The area of a rectangle is #20# #cm^2#. The length is #8# more than the width. How do you find the width in cm?

1 Answer
Jun 11, 2017

The width of the rectangle is #2# cm.

Explanation:

Let's first recall the formula for the area of a rectangle:

#A=lw#

We can first substitute #20# into the area part of the equation since we already know its value:

#20=lw#

Now what? We have two variables but how do we find either of them? Looking back at the question, we see that "the length is 8 more than the width." Voila! Now we can write the length in terms of the width! So now we can switch out #l# for #w+8#:

#20=(w+8)w#

Now, using the Distributive Property, we can expand out the right side of the equation:

#20=w^2+8w#

We can subtract #20# from both sides to obtain a classic quadratic equation:

#w^2+8w-20=0#

Now, we can use factoring to simplify this problem.

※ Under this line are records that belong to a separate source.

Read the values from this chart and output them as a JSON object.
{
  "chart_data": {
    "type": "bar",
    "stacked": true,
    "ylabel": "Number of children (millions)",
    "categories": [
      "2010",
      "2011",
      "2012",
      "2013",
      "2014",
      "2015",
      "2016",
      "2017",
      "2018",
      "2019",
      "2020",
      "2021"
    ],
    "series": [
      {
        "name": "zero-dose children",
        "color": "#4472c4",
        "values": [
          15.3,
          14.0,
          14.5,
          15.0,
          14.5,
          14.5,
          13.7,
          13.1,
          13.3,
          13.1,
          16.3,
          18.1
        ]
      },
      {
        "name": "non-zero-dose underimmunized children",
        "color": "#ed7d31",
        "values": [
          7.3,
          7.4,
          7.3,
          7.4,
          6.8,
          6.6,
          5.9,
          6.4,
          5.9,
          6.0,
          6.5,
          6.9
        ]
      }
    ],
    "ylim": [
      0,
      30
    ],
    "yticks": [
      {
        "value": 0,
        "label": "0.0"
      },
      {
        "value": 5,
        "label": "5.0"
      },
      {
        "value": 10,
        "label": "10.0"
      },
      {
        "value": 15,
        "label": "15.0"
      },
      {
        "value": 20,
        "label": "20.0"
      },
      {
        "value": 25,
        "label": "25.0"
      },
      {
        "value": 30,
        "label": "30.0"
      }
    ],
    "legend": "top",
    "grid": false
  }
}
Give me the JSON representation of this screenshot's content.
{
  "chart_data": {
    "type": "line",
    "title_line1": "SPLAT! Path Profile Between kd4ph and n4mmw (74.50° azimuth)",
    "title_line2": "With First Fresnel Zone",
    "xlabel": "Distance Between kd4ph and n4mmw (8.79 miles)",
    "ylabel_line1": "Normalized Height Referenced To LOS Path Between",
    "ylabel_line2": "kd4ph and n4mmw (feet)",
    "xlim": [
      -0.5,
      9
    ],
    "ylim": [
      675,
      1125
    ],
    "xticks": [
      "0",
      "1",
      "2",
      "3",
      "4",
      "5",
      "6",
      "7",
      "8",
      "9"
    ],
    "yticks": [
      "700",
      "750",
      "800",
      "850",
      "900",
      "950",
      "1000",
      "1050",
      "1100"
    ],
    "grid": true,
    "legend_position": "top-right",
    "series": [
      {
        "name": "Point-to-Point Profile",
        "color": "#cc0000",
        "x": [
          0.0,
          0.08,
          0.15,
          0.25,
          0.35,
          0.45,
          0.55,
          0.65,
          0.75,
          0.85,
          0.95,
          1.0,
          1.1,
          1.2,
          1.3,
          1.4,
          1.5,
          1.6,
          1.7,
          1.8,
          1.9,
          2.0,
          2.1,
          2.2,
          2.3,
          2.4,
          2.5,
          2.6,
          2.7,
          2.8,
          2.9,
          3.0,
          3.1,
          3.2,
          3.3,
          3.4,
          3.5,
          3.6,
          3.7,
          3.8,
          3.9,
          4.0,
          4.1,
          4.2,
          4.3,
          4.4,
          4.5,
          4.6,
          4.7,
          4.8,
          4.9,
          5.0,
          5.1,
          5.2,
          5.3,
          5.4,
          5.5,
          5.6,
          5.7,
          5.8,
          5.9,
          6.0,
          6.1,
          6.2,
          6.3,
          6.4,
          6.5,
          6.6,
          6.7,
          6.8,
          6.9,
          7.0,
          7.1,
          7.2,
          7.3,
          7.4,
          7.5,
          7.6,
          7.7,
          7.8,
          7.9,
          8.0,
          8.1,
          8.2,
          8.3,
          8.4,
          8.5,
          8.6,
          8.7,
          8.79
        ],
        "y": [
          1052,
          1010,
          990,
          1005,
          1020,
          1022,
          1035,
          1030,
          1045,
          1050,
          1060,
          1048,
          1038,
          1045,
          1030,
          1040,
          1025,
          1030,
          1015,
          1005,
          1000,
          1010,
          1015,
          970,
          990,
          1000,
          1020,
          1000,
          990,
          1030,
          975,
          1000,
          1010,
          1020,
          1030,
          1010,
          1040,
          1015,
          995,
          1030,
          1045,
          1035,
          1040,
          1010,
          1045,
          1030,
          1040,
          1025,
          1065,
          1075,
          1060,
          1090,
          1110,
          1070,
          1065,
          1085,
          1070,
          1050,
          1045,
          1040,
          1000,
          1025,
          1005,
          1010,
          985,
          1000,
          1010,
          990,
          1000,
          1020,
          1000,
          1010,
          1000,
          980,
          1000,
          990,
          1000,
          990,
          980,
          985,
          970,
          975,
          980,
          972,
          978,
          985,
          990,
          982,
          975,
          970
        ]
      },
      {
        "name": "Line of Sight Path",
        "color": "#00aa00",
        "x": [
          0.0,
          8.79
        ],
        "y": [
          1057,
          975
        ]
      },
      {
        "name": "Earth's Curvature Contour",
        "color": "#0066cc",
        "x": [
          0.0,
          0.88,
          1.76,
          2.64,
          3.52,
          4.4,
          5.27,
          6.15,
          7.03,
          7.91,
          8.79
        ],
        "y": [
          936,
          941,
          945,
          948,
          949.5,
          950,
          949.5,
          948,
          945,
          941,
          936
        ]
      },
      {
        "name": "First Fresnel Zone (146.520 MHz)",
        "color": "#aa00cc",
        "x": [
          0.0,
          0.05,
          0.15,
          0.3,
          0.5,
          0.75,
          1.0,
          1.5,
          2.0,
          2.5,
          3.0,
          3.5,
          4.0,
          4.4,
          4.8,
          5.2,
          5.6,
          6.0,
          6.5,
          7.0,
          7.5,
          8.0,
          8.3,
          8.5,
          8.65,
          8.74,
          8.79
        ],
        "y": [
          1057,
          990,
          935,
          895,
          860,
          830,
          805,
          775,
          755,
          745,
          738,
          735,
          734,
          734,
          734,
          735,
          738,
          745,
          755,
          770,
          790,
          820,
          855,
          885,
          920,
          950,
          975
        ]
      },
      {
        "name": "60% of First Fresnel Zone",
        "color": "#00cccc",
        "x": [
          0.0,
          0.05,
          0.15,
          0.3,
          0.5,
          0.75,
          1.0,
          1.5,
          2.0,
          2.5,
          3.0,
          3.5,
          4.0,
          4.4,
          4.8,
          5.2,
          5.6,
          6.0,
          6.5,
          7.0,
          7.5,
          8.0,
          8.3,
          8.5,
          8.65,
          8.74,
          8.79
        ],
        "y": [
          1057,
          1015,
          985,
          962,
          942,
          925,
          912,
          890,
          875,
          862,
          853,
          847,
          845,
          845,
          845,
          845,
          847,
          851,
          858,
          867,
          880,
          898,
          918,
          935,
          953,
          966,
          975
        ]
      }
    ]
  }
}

So our task now is to find two factors of #-20# such that they add up to #8#. We will list out all the factors of #-20# and then mark out the pair that adds up to #8# (I will use red for the pairs that don't work and blue for the pair that does work):

#color(red)(-1 and 20)#

#color(red)(1 and -20)#

#color(red)(-4 and 5)#

#color(red)(4 and -5)#

#color(blue)(-2 and 10)#

#color(blue)(2 and -10)#

We found our pair! 2 and -10 or -2 and 10! So now, we can write the quadratic equation in an #(w+a)(w+b)# format and make it equal to #0#:

#(w-2)(w+10)=0#

And since the product of #(w-2)# and #(w+10)# is 0, one of them must be equal to #0#. Let's start by assuming that #(w-2)# is equal to #0# and solve for #w#:

#(w-2)=0#
#w=2#

Now let's assume that #(w+10)# is equal to #0# and solve for #w#:

#(w+10)=0#
#w=-10#

Now, we can see that #w# could be either #-10# or #2#. However, there is no such thing as negative length so the possibility that #w=-10# is disqualified and #w=2# is the answer.